Inherit the Wingnuts, Part II
April 25, 2008 01:22 PM
Earlier this year, when Education Secretary Margaret Spellings was in Florida, she kowtowed to the knuckle-draggers in her party's base, refusing to say that evolution should be part of the state's science standards.
With a green light from the Bush administration, this week's news should come as no surprise: the state senate has passed a bill that will bring pseudoscience to the classroom. The Orlando Sentinel reports that the bill's sponsor, Ronda Storms,
"refused to answer 'yes' or 'no' to senators who asked her whether her bill would specifically allow religion-based teachings, including creationism and intelligent design, in public-school classrooms."

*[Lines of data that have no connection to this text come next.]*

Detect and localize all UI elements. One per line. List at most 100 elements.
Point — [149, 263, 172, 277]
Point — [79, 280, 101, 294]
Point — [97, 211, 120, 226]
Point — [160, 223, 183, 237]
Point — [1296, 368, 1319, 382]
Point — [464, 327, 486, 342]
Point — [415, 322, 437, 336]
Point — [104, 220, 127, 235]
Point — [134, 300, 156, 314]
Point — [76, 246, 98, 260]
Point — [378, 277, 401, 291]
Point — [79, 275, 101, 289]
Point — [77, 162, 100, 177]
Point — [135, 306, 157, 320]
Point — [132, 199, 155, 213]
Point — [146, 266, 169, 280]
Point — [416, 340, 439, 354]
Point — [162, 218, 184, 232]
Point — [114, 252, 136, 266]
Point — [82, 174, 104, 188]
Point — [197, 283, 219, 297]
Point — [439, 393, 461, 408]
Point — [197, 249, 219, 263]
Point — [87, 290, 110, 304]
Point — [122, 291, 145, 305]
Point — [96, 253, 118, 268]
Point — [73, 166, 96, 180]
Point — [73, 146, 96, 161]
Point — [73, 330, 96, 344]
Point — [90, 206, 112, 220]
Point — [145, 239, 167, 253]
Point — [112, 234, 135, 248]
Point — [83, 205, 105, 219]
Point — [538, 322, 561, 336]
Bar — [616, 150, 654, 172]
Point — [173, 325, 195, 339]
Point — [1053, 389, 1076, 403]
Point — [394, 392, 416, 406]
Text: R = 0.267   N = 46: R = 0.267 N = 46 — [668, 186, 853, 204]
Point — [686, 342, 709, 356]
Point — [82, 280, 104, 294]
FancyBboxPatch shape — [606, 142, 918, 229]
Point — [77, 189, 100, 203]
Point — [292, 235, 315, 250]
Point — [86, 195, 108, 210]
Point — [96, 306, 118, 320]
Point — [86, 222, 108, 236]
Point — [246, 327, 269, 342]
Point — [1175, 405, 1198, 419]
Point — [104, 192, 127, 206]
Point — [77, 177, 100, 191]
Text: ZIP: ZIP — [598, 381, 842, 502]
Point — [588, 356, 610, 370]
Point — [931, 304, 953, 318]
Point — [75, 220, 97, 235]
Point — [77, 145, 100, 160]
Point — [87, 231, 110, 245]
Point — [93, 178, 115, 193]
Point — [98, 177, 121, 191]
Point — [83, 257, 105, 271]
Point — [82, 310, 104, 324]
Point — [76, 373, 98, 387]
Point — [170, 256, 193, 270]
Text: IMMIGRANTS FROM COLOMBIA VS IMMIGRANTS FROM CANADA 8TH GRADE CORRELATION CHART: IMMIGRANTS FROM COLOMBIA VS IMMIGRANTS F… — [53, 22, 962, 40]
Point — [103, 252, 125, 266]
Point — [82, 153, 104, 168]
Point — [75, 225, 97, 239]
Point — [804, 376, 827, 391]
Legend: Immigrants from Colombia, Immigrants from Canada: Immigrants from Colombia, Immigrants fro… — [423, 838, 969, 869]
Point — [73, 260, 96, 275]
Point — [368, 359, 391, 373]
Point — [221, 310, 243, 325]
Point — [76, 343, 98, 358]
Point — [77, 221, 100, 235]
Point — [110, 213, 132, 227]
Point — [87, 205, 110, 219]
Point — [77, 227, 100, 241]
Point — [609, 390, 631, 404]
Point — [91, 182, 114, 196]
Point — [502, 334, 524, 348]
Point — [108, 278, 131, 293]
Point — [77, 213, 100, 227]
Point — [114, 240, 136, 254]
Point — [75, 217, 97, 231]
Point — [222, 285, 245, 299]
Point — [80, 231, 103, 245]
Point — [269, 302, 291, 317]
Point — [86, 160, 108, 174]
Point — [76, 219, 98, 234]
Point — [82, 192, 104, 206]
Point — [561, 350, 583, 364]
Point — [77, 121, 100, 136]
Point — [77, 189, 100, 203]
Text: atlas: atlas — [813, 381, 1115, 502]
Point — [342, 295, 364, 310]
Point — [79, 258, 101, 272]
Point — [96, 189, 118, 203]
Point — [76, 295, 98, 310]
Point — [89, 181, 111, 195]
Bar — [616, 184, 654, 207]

Madam Secretary, teaching creation science, even if it's taught alongside evolution, is ludicrous. We might as well teach 2 + 2 = 5 alongside 2 + 2 = 4.
UPDATE: The news is not all bad in the category of Preserving the Teaching of Real Science in States Formally Governed by Someone Named Bush. The Texas higher ed board refused a request from the Institute for Creation Science to "to offer an online master’s degree in science education." The Texas higher ed commissioner cited language in the institute’s materials stating "all theories of origin and development that involve evolution in any form are false.
Both articles, by the way, come via ECS's daily clips, a useful, free service.